# Kobalt Compressor shuts off immediately



## sunshinephotographic (5 mo ago)

This is a 10 Gallon KOBALT model 103797 that shuts off in a matter of seconds please when powered on, please download the video from the link inserted and give me your opinion I am guessing regulator/manifold malfunction? You can hear a slight air movement after shut off.









Compressor


MediaFire is a simple to use free service that lets you put all your photos, documents, music, and video in a single place so you can access them anywhere and share them everywhere.



www.mediafire.com





Thanks,
Derek , Orlando FL


----------



## iowagold (Jan 22, 2020)

sunshinephotographic said:


> This is a 10 Gallon KOBALT model 103797 that shuts off in a matter of seconds please when powered on, please download the video from the link inserted and give me your opinion I am guessing regulator/manifold malfunction?

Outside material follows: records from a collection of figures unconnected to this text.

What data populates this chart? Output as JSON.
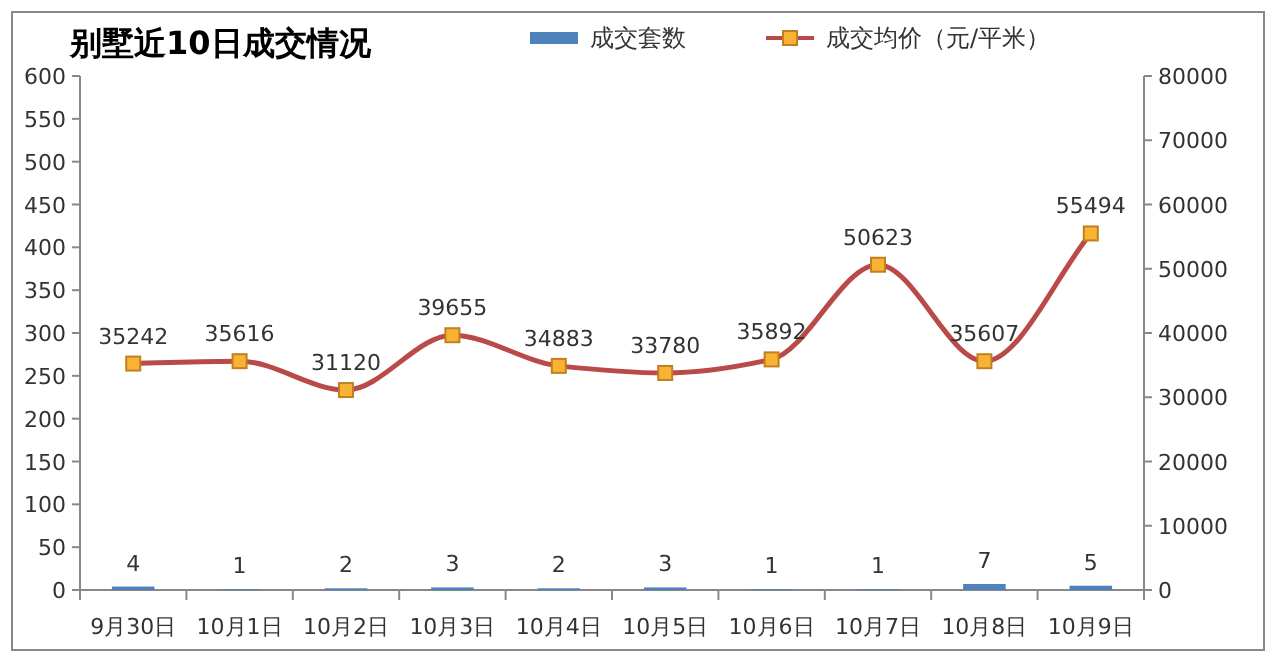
{
  "chart_data": {
    "type": "bar",
    "title": "别墅近10日成交情况",
    "categories": [
      "9月30日",
      "10月1日",
      "10月2日",
      "10月3日",
      "10月4日",
      "10月5日",
      "10月6日",
      "10月7日",
      "10月8日",
      "10月9日"
    ],
    "series": [
      {
        "name": "成交套数",
        "color": "#4f81bd",
        "values": [
          4,
          1,
          2,
          3,
          2,
          3,
          1,
          1,
          7,
          5
        ]
      },
      {
        "name": "成交均价（元/平米）",
        "type": "line",
        "axis": "y2",
        "color": "#b94a48",
        "marker": "square",
        "values": [
          35242,
          35616,
          31120,
          39655,
          34883,
          33780,
          35892,
          50623,
          35607,
          55494
        ]
      }
    ],
    "ylim": [
      0,
      600
    ],
    "yticks": [
      0,
      50,
      100,
      150,
      200,
      250,
      300,
      350,
      400,
      450,
      500,
      550,
      600
    ],
    "y2lim": [
      0,
      80000
    ],
    "y2ticks": [
      0,
      10000,
      20000,
      30000,
      40000,
      50000,
      60000,
      70000,
      80000
    ],
    "data_labels": true,
    "legend": "top",
    "grid": false
  }
}
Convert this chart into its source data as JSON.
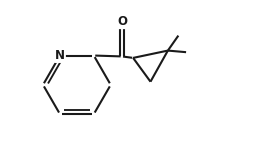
{
  "background_color": "#ffffff",
  "line_color": "#1a1a1a",
  "line_width": 1.5,
  "fig_width": 2.58,
  "fig_height": 1.66,
  "dpi": 100,
  "font_size": 8.5,
  "N_label": "N",
  "O_label": "O",
  "xlim": [
    0.0,
    1.0
  ],
  "ylim": [
    0.05,
    0.95
  ]
}
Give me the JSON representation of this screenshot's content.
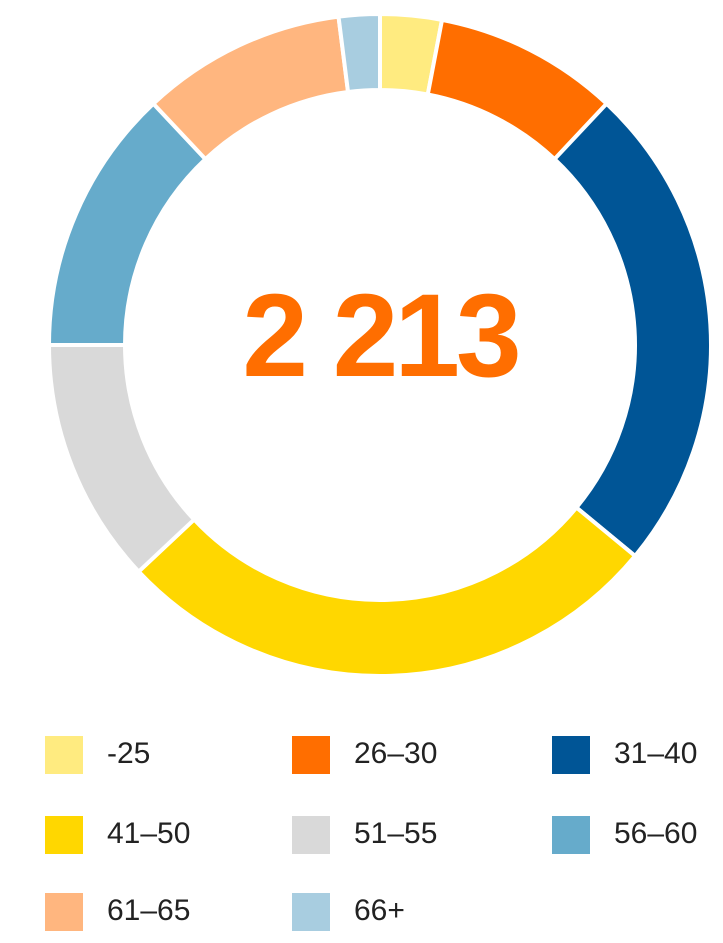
{
  "chart_data": {
    "type": "donut",
    "center_label": "2 213",
    "categories": [
      "-25",
      "26–30",
      "31–40",
      "41–50",
      "51–55",
      "56–60",
      "61–65",
      "66+"
    ],
    "values": [
      3,
      9,
      24,
      27,
      12,
      13,
      10,
      2
    ],
    "colors": [
      "#ffeb80",
      "#ff6e00",
      "#005596",
      "#ffd700",
      "#d9d9d9",
      "#66abcb",
      "#ffb67f",
      "#a8cde0"
    ],
    "legend": "bottom"
  }
}
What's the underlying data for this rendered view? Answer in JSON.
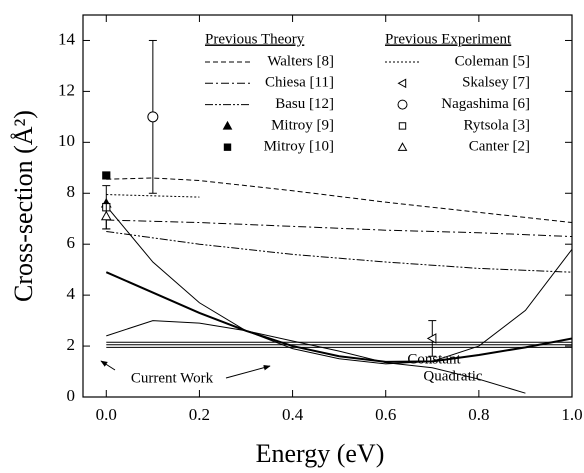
{
  "chart_data": {
    "type": "line",
    "x_label": "Energy (eV)",
    "y_label": "Cross-section (Å²)",
    "xlim": [
      -0.05,
      1.0
    ],
    "ylim": [
      0,
      15
    ],
    "xticks": [
      {
        "value": 0,
        "label": "0.0"
      },
      0.2,
      0.4,
      0.6,
      0.8,
      {
        "value": 1,
        "label": "1.0"
      }
    ],
    "yticks": [
      0,
      2,
      4,
      6,
      8,
      10,
      12,
      14
    ],
    "color": "#000000",
    "groups": [
      {
        "title": "Previous Theory",
        "series": [
          {
            "name": "Walters [8]",
            "kind": "line",
            "dash": "5,3",
            "x": [
              0,
              0.1,
              0.2,
              0.4,
              0.6,
              0.8,
              1.0
            ],
            "values": [
              8.55,
              8.6,
              8.5,
              8.1,
              7.65,
              7.25,
              6.85
            ]
          },
          {
            "name": "Chiesa [11]",
            "kind": "line",
            "dash": "8,3,2,3",
            "x": [
              0,
              0.2,
              0.4,
              0.6,
              0.8,
              1.0
            ],
            "values": [
              6.95,
              6.85,
              6.7,
              6.55,
              6.45,
              6.3
            ]
          },
          {
            "name": "Basu [12]",
            "kind": "line",
            "dash": "8,2,2,2,2,2",
            "x": [
              0,
              0.2,
              0.4,
              0.6,
              0.8,
              1.0
            ],
            "values": [
              6.5,
              6.0,
              5.6,
              5.3,
              5.05,
              4.9
            ]
          },
          {
            "name": "Mitroy [9]",
            "kind": "marker",
            "marker": "triangle",
            "filled": true,
            "x": [
              0
            ],
            "values": [
              7.6
            ]
          },
          {
            "name": "Mitroy [10]",
            "kind": "marker",
            "marker": "square",
            "filled": true,
            "x": [
              0
            ],
            "values": [
              8.7
            ]
          }
        ]
      },
      {
        "title": "Previous Experiment",
        "series": [
          {
            "name": "Coleman [5]",
            "kind": "line",
            "dash": "2,2",
            "x": [
              0,
              0.2
            ],
            "values": [
              7.95,
              7.85
            ]
          },
          {
            "name": "Skalsey [7]",
            "kind": "marker",
            "marker": "left-triangle",
            "filled": false,
            "x": [
              0.7
            ],
            "values": [
              2.3
            ],
            "errors": [
              0.7
            ]
          },
          {
            "name": "Nagashima [6]",
            "kind": "marker",
            "marker": "circle",
            "filled": false,
            "x": [
              0.1
            ],
            "values": [
              11.0
            ],
            "errors": [
              3.0
            ]
          },
          {
            "name": "Rytsola  [3]",
            "kind": "marker",
            "marker": "square",
            "filled": false,
            "x": [
              0
            ],
            "values": [
              7.45
            ],
            "errors": [
              0.85
            ]
          },
          {
            "name": "Canter [2]",
            "kind": "marker",
            "marker": "triangle",
            "filled": false,
            "x": [
              0
            ],
            "values": [
              7.1
            ],
            "errors": [
              0.5
            ]
          }
        ]
      }
    ],
    "current_work": [
      {
        "width": 1,
        "x": [
          0,
          0.1,
          0.2,
          0.3,
          0.4,
          0.5,
          0.6,
          0.7,
          0.8,
          0.9,
          1.0
        ],
        "values": [
          7.5,
          5.3,
          3.7,
          2.6,
          1.9,
          1.5,
          1.3,
          1.4,
          2.0,
          3.4,
          5.8
        ]
      },
      {
        "width": 2,
        "x": [
          0,
          0.1,
          0.2,
          0.3,
          0.4,
          0.5,
          0.6,
          0.7,
          0.8,
          0.9,
          1.0
        ],
        "values": [
          4.9,
          4.1,
          3.3,
          2.6,
          2.0,
          1.6,
          1.38,
          1.4,
          1.65,
          1.95,
          2.3
        ]
      },
      {
        "width": 1,
        "x": [
          0,
          0.1,
          0.2,
          0.3,
          0.4,
          0.5,
          0.6,
          0.7,
          0.8,
          0.9
        ],
        "values": [
          2.4,
          3.0,
          2.9,
          2.6,
          2.2,
          1.8,
          1.35,
          1.15,
          0.7,
          0.15
        ]
      },
      {
        "width": 1,
        "x": [
          0,
          1.0
        ],
        "values": [
          2.15,
          2.15
        ]
      },
      {
        "width": 1,
        "x": [
          0,
          1.0
        ],
        "values": [
          2.05,
          2.05
        ]
      },
      {
        "width": 1,
        "x": [
          0,
          1.0
        ],
        "values": [
          1.95,
          1.95
        ]
      }
    ],
    "annotations": [
      "Constant",
      "Quadratic",
      "Current Work"
    ]
  }
}
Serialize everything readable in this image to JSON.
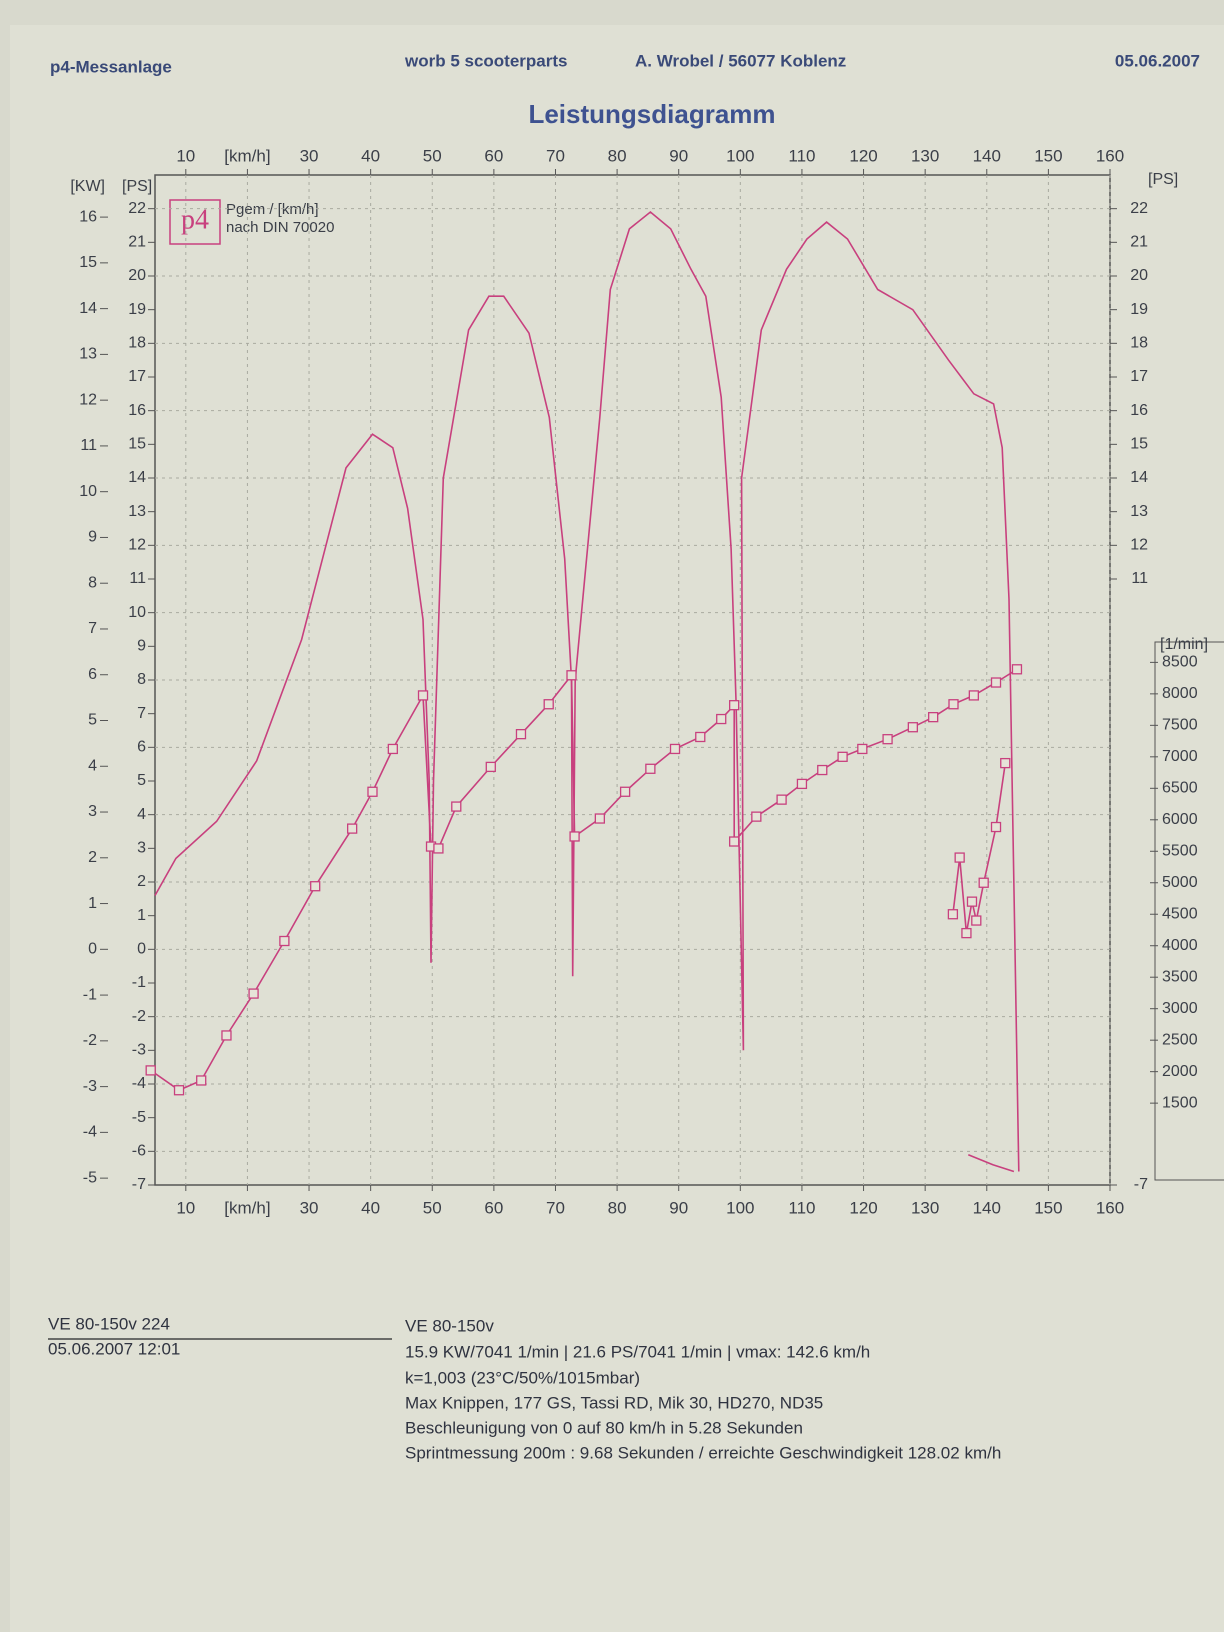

You can hear a slight air movement after shut off.
> 
> 
> 
> ...


is the air tank empty?


----------



## stevon (Mar 5, 2019)

sunshinephotographic,

How does it shut off ? thermal overload tripping or house circuit breaker? A jammed up check valve could cause this., also a bad start capacitor or start up clutch/switch. Do you smell any burning scent? Is it immediately hot?

Stephen



sunshinephotographic said:


> This is a 10 Gallon KOBALT model 103797 that shuts off in a matter of seconds please when powered on, please download the video from the link inserted and give me your opinion I am guessing regulator/manifold malfunction? You can hear a slight air movement after shut off.
> 
> 
> 
> ...


----------